On past, present, future and the modern minivan

Bison rest along the Black Hills of Custer State Park in South Dakota. PHOTO: Aaron J. Brown

Bison rest along the Black Hills of Custer State Park in South Dakota. PHOTO: Aaron J. Brown

Aaron J. Brown

Aaron J. Brown is an Iron Range blogger, author, radio producer and columnist for the Hibbing Daily Tribune.

Humans prefer borders. We’re like squirrels that way, and screech just the same. We see our world in one place and that of others locked over there, across some line only we can see. Some borders stand arbitrary, penned on maps with compasses and rulers by a whiskey-breathing voyager of the old times. Some borders are natural. You feel them without needing a map. The slow-rolling Missouri River in central South Dakota is just such a border.

Our little green minivan, still stained with the reddish gravel of Northern Minnesota, came howling toward the big bridge by Chamberlain and we knew we had arrived somewhere else. Sure, it was still South Dakota. We’d been on the Interstate since morning light. We had even visited the Mitchell Corn Palace, adorned with maize of many colors. But crossing the Missouri we had forthrightly Gone Out West. There’s a reason the original map of Minnesota territory ended here. This is the line. The only thing standing between this river crossing and the mighty Rockies are the sacred Black Hills and Badlands. That’s where we were headed.

Aaron J. Brown

Aaron J. Brown

You all know the Black Hills, even if you’ve never been there. It’s where they carved Washington, Jefferson, Teddy Roosevelt and Lincoln into the mountain. It’s where they now carve the heroic Lakota leader Crazy Horse into an even bigger mountain. Bison still roam Custer State Park, where a park, a city and a county bear the name of the Army general who stumbled into legendary infamy. The very mines that sparked conflict between Lakota and U.S. leaders are now tourist attractions where my rockhound son pans for gold and beg for trinkets from the gift shops.

In touring these titanic monuments of great men, I am struck by how vulnerable these fragile legends would be in our time. One imagines their archaic beliefs, bafflement at our technology, outdated prejudices rightly vilified in today’s time. The plaque at Mt. Rushmore shows George Washington waving a friendly cane at his farm workers, whose skin was lightened for the painting so as to downplay the fact that they were slaves. Jefferson knew slavery would have to end, but owned slaves himself. Lincoln freed the slaves, but only after he found the political expedience to do so. Further, I simply do not believe that Crazy Horse would have approved of the laser light show featuring Lee Greenwood’s “Proud to Be an American” projected upon his monument.

Aaron J. Brown

Aaron J. Brown

From wooden teeth to crippling depression, the great presidents of Mt. Rushmore would dash themselves upon the rocks of the present. Fortunately for them, and us, their time was across another kind of border, an impenetrable one called Time. For the future would render these men powerless — maybe even kill them on the spot through sheer cardiac shock. In their time, in their land, they could be great.
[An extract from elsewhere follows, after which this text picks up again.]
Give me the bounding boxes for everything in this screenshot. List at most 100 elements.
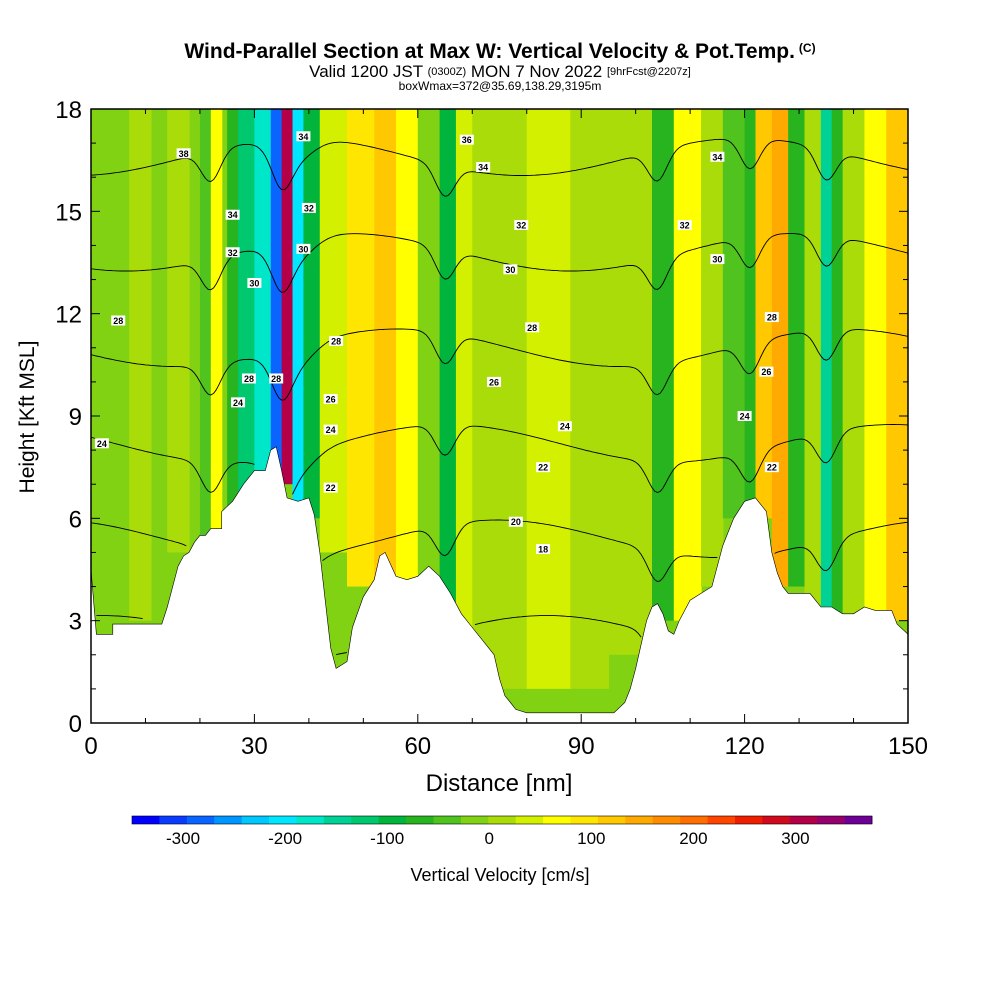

Indeed, we can only take the future in small doses. Just one sunrise per day. Even this will kill us eventually. We can, however, build a tolerance that lasts roughly as long as our weakest internal organ. Physicists theorize that if time travel were ever achieved it could only bring us forward. This is one scientific achievement we need not bother pursuing. The future will come, surely as the Missouri flows down to the Great River, South to the ocean, whose mists rise into the air, float away and fall back down to wash away the Badlands, surely as the rain, surely as the future, surely as the tread wears thinner on the tires of our little van.

Ah, but the memories, the lessons, locked away safe across yesterday’s unalterable border. We look forward to tomorrow, ready for its trials.

Aaron J. Brown is an author and college instructor from northern Minnesota’s Iron Range. He writes the blog MinnesotaBrown.com and hosts the Great Northern Radio Show on Northern Community Radio. This post first appeared in the Sunday, Aug. 24, 2014 edition of the Hibbing Daily Tribune.

The South Dakota Badlands. PHOTO: Aaron J. Brown

The South Dakota Badlands. PHOTO: Aaron J. Brown

 

Comments

  1. Great thoughts, Aaron. We rather unconsciously float down the river into the future.
    What characteristics might make us look “great” in the eyes of future citizens?